Geovana Carvalho
“Minha bisavó era índia Timbira, morava na tribo daqui”. Domingas Paixão, 68 anos, conta ser de origem indígena. A bisavó materna, segundo ela, habitava numa tribo Timbira à época em que chegou Frei Manoel Procópio. A risonha Domingas narra com alegria, saudade e muitos gestos histórias da infância e juventude, vividas na então rua Grande, hoje a 15 de Novembro.
“A vovó contava que botaram cachorro nela [na bisavó] pra amansar ela... Essa história vem sendo contada de mãe pra filha”, relata Dona Domingas. Em meio a intensas gargalhadas, ela explica - conforme a história oral que transmitiu a ela e às sete irmãs, relatos sobre os antepassados - que a expedição que trouxe o Frei tinha como principal objetivo o aldeamento dos índios da região. “Aqui na região haviam os Krikati, Gavião e Timbira. Eles brigavam muito entre eles, tinha que catequizar”, diz Dona Domingas.
Quando crianças, moravam no povoado Jatobá (nas proximidades do Imbiral). A família vivia da agricultura. Dona Domingas diz que, naquele tempo, as irmãs à medida que cresciam eram enviadas pelos pais para estudar em Imperatriz. Vieram todas. Ela veio em 1946, aos sete anos. A mãe, que sabia ler e escrever, alfabetizou as filhas: “A mamãe alfabetizou a gente. Ela foi interna da Escola Santa Teresinha. Naquele tempo, meninos e meninas estudavam em salas diferentes. A escola das meninas se chamava Santa Teresinha e dos meninos, se não me engano, era chamada São Francisco, mas era a mesma escola, só que com nomes diferentes”, comenta Dona Domingas.
Em meio à conversa chega Dona Francisca, dando gargalhadas de algum fato ocorrido no interior de sua casa. Entra na conversa e, com muita gesticulação, traz à tona as lembranças dos anos idos.
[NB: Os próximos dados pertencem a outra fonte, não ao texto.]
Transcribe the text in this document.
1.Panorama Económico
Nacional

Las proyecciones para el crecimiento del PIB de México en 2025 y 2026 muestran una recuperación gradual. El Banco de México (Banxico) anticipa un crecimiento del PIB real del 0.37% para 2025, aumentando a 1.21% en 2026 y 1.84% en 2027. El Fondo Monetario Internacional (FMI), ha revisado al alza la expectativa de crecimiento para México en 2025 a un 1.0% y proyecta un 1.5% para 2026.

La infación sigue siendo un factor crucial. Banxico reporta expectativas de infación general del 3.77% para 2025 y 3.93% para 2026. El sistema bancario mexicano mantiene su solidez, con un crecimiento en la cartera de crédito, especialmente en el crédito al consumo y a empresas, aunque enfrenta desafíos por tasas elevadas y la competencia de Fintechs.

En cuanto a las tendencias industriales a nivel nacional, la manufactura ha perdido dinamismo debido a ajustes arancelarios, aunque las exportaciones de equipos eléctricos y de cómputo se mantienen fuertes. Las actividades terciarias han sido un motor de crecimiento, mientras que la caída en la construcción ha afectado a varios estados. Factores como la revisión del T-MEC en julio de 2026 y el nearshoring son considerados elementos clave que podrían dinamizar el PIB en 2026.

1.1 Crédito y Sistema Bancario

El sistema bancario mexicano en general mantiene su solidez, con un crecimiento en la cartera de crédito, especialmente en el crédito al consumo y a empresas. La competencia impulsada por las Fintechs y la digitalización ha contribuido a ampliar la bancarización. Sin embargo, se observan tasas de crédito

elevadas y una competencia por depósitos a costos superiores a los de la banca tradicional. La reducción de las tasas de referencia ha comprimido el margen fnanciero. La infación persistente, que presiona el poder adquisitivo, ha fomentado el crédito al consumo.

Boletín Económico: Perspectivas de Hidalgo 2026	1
Dona Francisca descreve as traquinagens na infância: “Naquele, com doze anos, eu ouvia a zoada do avião e podia estar onde estar... se estivesse na escola eu saía correndo pra pista de pouso... quando a professora procurava tava só o lugar...”, relembra ela. Olhando para a irmã Domingas, começam a relatar, de forma aleatória, episódios pitorescos da mocidade.
Prossegue Dona Francisca: “Eu via todo mundo que chegava, vi o Juscelino Kubitschek... um monte de gente importante. Um dia um rapaz ia atravessando o aeroporto e não viu o avião, aí a asa do avião bateu na cabeça dele e arrancou a parte que cobria o miolo e ficou tudo de fora. Isso, quando comentaram na escola, nós saímos que ninguém nem viu...”. Às gargalhadas, diz: “Coitado, era tão novo”, e seguem as gargalhadas das duas irmãs. “Menina tu me vê assim magrinha e pequeninha, mas não queira saber o quanto eu era danada, até hoje sou”, conclui Francisca.
Dona Domingas retoma as memórias. Ela lembra que na Igreja Santa Teresa D’Ávila – na qual assiste missas até hoje – os homens sentavam-se à frente e as mulheres na parte de trás. Certa vez um “namorado” - diz ela, que naquela época os namorados sequer podiam se falar, em geral somente cumprimentavam-se de longe - sentou perto dela na missa e os presentes olhavam e cochichavam sobre a ousadia do rapaz. Sem entender o porquê do alvoroço, perguntou a Dona Domingas o que estava acontecendo e ela respondeu que homens não sentam perto de mulheres. Dona Francisca emenda: “Eu que não tenho coragem de ficar a sós com um homem, até hoje não tenho”. E as duas caem na risada.
Dona Domingas recorda das surras que levava da mãe e da avó. Como era a filha mais velha, tinha que cuidar das mais novas enquanto os pais trabalhavam na lavoura: “A mamãe tinha um canterão nas margens do rio. E a gente se levantava cedo pra ‘aguar’. A gente ia era banhar no rio... e a Domingas, que apanhava porque todas nós em vez de ir ‘aguar’ as plantas, a gente caía no Tocantins”.
Dona Domingas assegura que teve uma infância feliz e diz: “Tenho saudade daquele tempo, das mangas verdes bem comidas... Fomos criadas tendo a honestidade em primeiro lugar, não tenho do que me queixar”. Dona Francisca completa: “Naquele tempo era bom, mamãe contava histórias pra nós. Fomos criadas lendo. Somos formadas, eu fiz Pedagogia. A Domingas fez Letras e Pedagogia e foi professora por muito tempo”.